Felix the Kiwi, our clipped yew, may be succumbing

Felix the Kiwi, our clipped yew, may be succumbing

Tikorangi Notes: Friday March 2, 2012

Latest posts Friday March 2, 2012

1) Space limitations in the Waikato Times this week means there is only one new post from there at this time – Gardening with grasses. Shun the contrived use of dwarf grasses forced into an unnatural role as an edger but use them instead in mixed plantings with perennials with a debt to the prairie style of gardening.

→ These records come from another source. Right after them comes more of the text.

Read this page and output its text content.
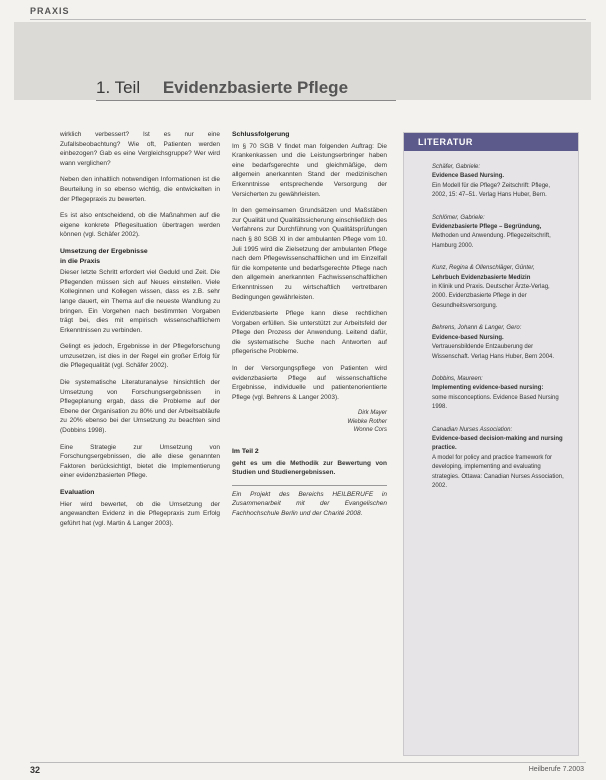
PRAXIS
1. Teil Evidenzbasierte Pflege

wirklich verbessert? Ist es nur eine Zufallsbeobachtung? Wie oft, Patienten werden einbezogen? Gab es eine Vergleichsgruppe? Wer wird wann verglichen?

Neben den inhaltlich notwendigen Informationen ist die Beurteilung in so ebenso wichtig, die entwickelten in der Pflegepraxis zu bewerten.

Es ist also entscheidend, ob die Maßnahmen auf die eigene konkrete Pflegesituation übertragen werden können (vgl. Schäfer 2002).

Umsetzung der Ergebnisse
in die Praxis

Dieser letzte Schritt erfordert viel Geduld und Zeit. Die Pflegenden müssen sich auf Neues einstellen. Viele Kolleginnen und Kollegen wissen, dass es z.B. sehr lange dauert, ein Thema auf die neueste Wandlung zu bringen. Ein Vorgehen nach bestimmten Vorgaben trägt bei, dies mit empirisch wissenschaftlichem Erkenntnissen zu verbinden.

Gelingt es jedoch, Ergebnisse in der Pflegeforschung umzusetzen, ist dies in der Regel ein großer Erfolg für die Pflegequalität (vgl. Schäfer 2002).

Die systematische Literaturanalyse hinsichtlich der Umsetzung von Forschungsergebnissen in Pflegeplanung ergab, dass die Probleme auf der Ebene der Organisation zu 80% und der Arbeitsabläufe zu 20% ebenso bei der Umsetzung zu beachten sind (Dobbins 1998).

Eine Strategie zur Umsetzung von Forschungsergebnissen, die alle diese genannten Faktoren berücksichtigt, bietet die Implementierung einer evidenzbasierten Pflege.

Evaluation

Hier wird bewertet, ob die Umsetzung der angewandten Evidenz in die Pflegepraxis zum Erfolg geführt hat (vgl. Martin & Langer 2003).

Schlussfolgerung

Im § 70 SGB V findet man folgenden Auftrag: Die Krankenkassen und die Leistungserbringer haben eine bedarfsgerechte und gleichmäßige, dem allgemein anerkannten Stand der medizinischen Erkenntnisse entsprechende Versorgung der Versicherten zu gewährleisten.

In den gemeinsamen Grundsätzen und Maßstäben zur Qualität und Qualitätssicherung einschließlich des Verfahrens zur Durchführung von Qualitätsprüfungen nach § 80 SGB XI in der ambulanten Pflege vom 10. Juli 1995 wird die Zielsetzung der ambulanten Pflege nach dem Pflegewissenschaftlichen und im Einzelfall für die kompetente und bedarfsgerechte Pflege nach den allgemein anerkannten Fachwissenschaftlichen Erkenntnissen zu wirtschaftlich vertretbaren Bedingungen gewährleisten.

Evidenzbasierte Pflege kann diese rechtlichen Vorgaben erfüllen. Sie unterstützt zur Arbeitsfeld der Pflege den Prozess der Anwendung. Leitend dafür, die systematische Suche nach Antworten auf pflegerische Probleme.

In der Versorgungspflege von Patienten wird evidenzbasierte Pflege auf wissenschaftliche Ergebnisse, individuelle und patientenorientierte Pflege (vgl. Behrens & Langer 2003).

Dirk Mayer
Wiebke Rother
Wonne Cors
Im Teil 2

geht es um die Methodik zur Bewertung von Studien und Studienergebnissen.

Ein Projekt des Bereichs HEILBERUFE in Zusammenarbeit mit der Evangelischen Fachhochschule Berlin und der Charité 2008.

LITERATUR
Schäfer, Gabriele:
Evidence Based Nursing.
Ein Modell für die Pflege? Zeitschrift: Pflege, 2002, 15: 47–51. Verlag Hans Huber, Bern.
Schlömer, Gabriele:
Evidenzbasierte Pflege – Begründung,
Methoden und Anwendung. Pflegezeitschrift, Hamburg 2000.
Kunz, Regina & Ollenschläger, Günter,
Lehrbuch Evidenzbasierte Medizin
in Klinik und Praxis. Deutscher Ärzte-Verlag, 2000. Evidenzbasierte Pflege in der Gesundheitsversorgung.
Behrens, Johann & Langer, Gero:
Evidence-based Nursing.
Vertrauensbildende Entzauberung der Wissenschaft. Verlag Hans Huber, Bern 2004.
Dobbins, Maureen:
Implementing evidence-based nursing:
some misconceptions. Evidence Based Nursing 1998.
Canadian Nurses Association:
Evidence-based decision-making and nursing practice.
A model for policy and practice framework for developing, implementing and evaluating strategies. Ottawa: Canadian Nurses Association, 2002.
32	Heilberufe 7.2003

2) Judging by the visitor statistics to my website this week, it seems unlikely that anyone has missed the piece on what looks mighty like plagiarism + Penguin + Sally Cameron + Tui garden guides Round Two – More bad Penguin. It resulted in an immediate recall of a second book in the series (Tui NZ Vegetable Garden). There seems to be a bit of debate about whether it is entirely the author’s fault or whether the publisher must also bear some of the blame. Frankly, I think Penguin has to take some of responsibility – at the very least for choosing such an ill equipped author in the first place. Too many corners cut in trying to get that series of books onto the market.

3) In the absence of other original posts all I can do is to recommend a YouTube clip which was the source of great delight to me this week. A lawnmower who learns to dream big. And in case you think that was computer generated trickery, we have the rather more mundane clip which shows it is … real. Remote controlled flying lawnmower.
We are not optimistic that our Walker mower has the capacity to fly.

Nerine filifolia

Nerine filifolia

Looking out the window this morning at the swimming pool, Mark commented that clearly the swimming season was over for the summer and at least I had had a swimming season whereas he had not even been in this year! The only consolation about the most disappointing summer we can ever recall is that we were not alone. Most of the country has been similarly afflicted and indeed, our daughters in Sydney and Canberra tell us the same thing! Shared disappointments are so much easier to cope with. And gardeners move on. Autumn is here. The autumn bulbs are starting – Haemanthus coccineus with its red paintbrush blooms, the lovely blue Moraea polystachya, cyclamen, Rhodophiala bifida and the first of the nerines. Nerine filifolia is evergreen with us and is simply the daintiest, most charming little rockery nerine you are likely to see. I potted some to sell a couple of years ago and not a soul wanted to buy them so these days we just keep them to delight ourselves.